Mohs micrographic surgery is a refinement of an innovation in 1936 by Dr. Frederick Mohs. It is a highly specialized outpatient surgery that offers the best cure rate for many skin cancers, while maximally sparing healthy tissue. The distinctions of this procedure are many and include:
- Margin Control
Mohs surgery uniquely orients, maps, and processes removed tissue, which permits the microscopic evaluation of virtually 100% of the specimen margins. The completeness of this margin control permits the accurate identification and removal of all tumor extensions under the microscope. Tissues in Mohs surgery are processed as modified frozen sections, which allows the accurate and rapid interpretation of most skin cancers.
- Cure Rate
With complete margin control, Mohs surgery may achieve the highest cure rate for many skin cancers. For primary (cancers that have not been treated previously) basal cell cancers (BCC) and squamous cell cancers (SCC), Mohs surgery cure rates are 99% and 97%, respectively. For recurrent (cancers that have returned from previous therapy) BCC and SCC, Mohs surgery cure rates are 94% and 90%, respectively. These cure rates are higher than other conventional options.
- Tissue Sparing
The preciseness of the Mohs process allows the Mohs surgeon to remove cancer growths one layer at a time, while maximally preserving healthy tissue. For the patient, the least tissue removed potentially translates into the smallest wound possible and hence the smallest scar possible.
- Outpatient Procedure
Mohs surgery is performed under local anesthesia and occasionally with mild sedation. Patients may avoid general anesthesia, return home immediately and have a rapid recovery. This can be a significant benefit for older patients, who are also the ones most susceptible to skin cancers.

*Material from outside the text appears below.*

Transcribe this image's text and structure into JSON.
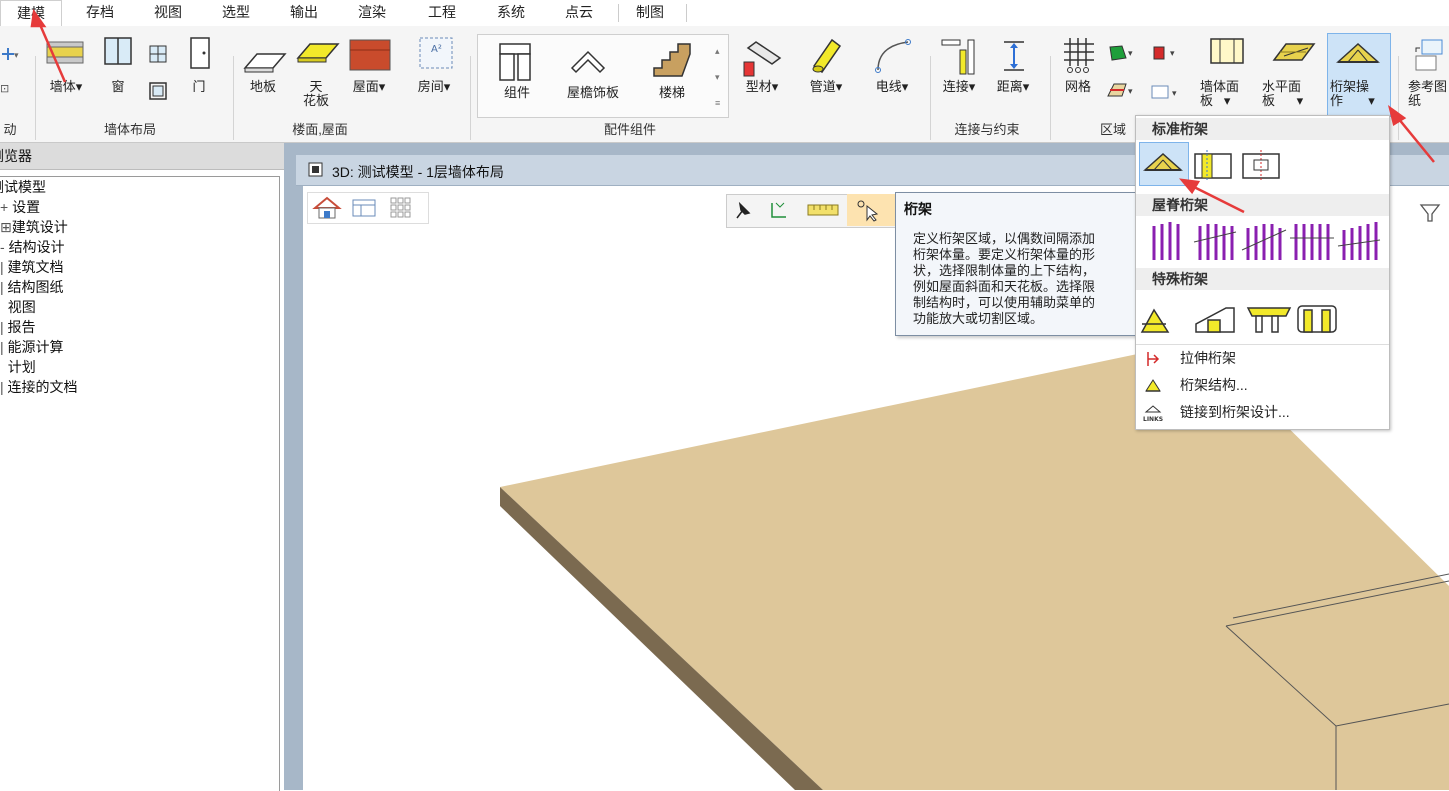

The meticulous nature of Mohs surgery is time intensive, so it is more expensive than routine excision methods. In many cases, the Mohs surgeon repairs the wound on the same day or the next day, but sometime consultation with additional specialists is sought for difficult cases. Depending on the cancer, one tumor may require several hours to an entire day to clear and repair. Some cancers are not accurately seen with the frozen sections in Mohs surgery. Finally, cancers that have already spread to lymph glands or elsewhere are not treatable with this technique.
When is Mohs surgery needed?
Despite its many advantages, Mohs surgery should not be applied for every skin cancer. Mohs micrographic surgery is best indicated for skin cancers that are at higher risk for tissue destruction, recurrence, or metastasis. These high-risk features include:
Skin cancers on the head and neck, especially on or near the temple, ears, eyes, nose, mouth and lips. These sites are cosmetically and functionally important and maximally preserving healthy tissue becomes critical. Further, skin cancers in these areas may be more aggressive. Other non-facial locations, such as the genitalia, hands and feet, and fingers and toes may also be considered for Mohs surgery. to achieve high cure rate and maximally spare healthy tissue.
Tumors that return from previous treatment are at higher risk. Generally, they are more difficult to cure, behave more aggressively, and destroy more tissue. Mohs surgery is ideal for many recurrent skin cancers and achieves the highest cure rate.
Cancers greater than 2 centimeters (7/8 inch) are more difficult to treat and may be more aggressive.
The initial biopsy may reveal high-risk features such as infiltrative, morpheaform/sclerosing, micronodular, deeply invasive, spindle cell, perineural, poorly differentiated, etc. Mohs surgery may achieve an excellent cure rate for these higher risk skin cancers.
- High-Risk Patients
Patients who have certain genetic conditions (Basal cell nevus syndrome, albinism, etc.) or who are immunosuppressed (organ transplant recipients, HIV/AIDS, leukemia/lymphoma, etc.) may develop not only more skin cancers, but also more aggressive skin cancers. Mohs surgery should be an integral part of therapy for skin cancers in these patients.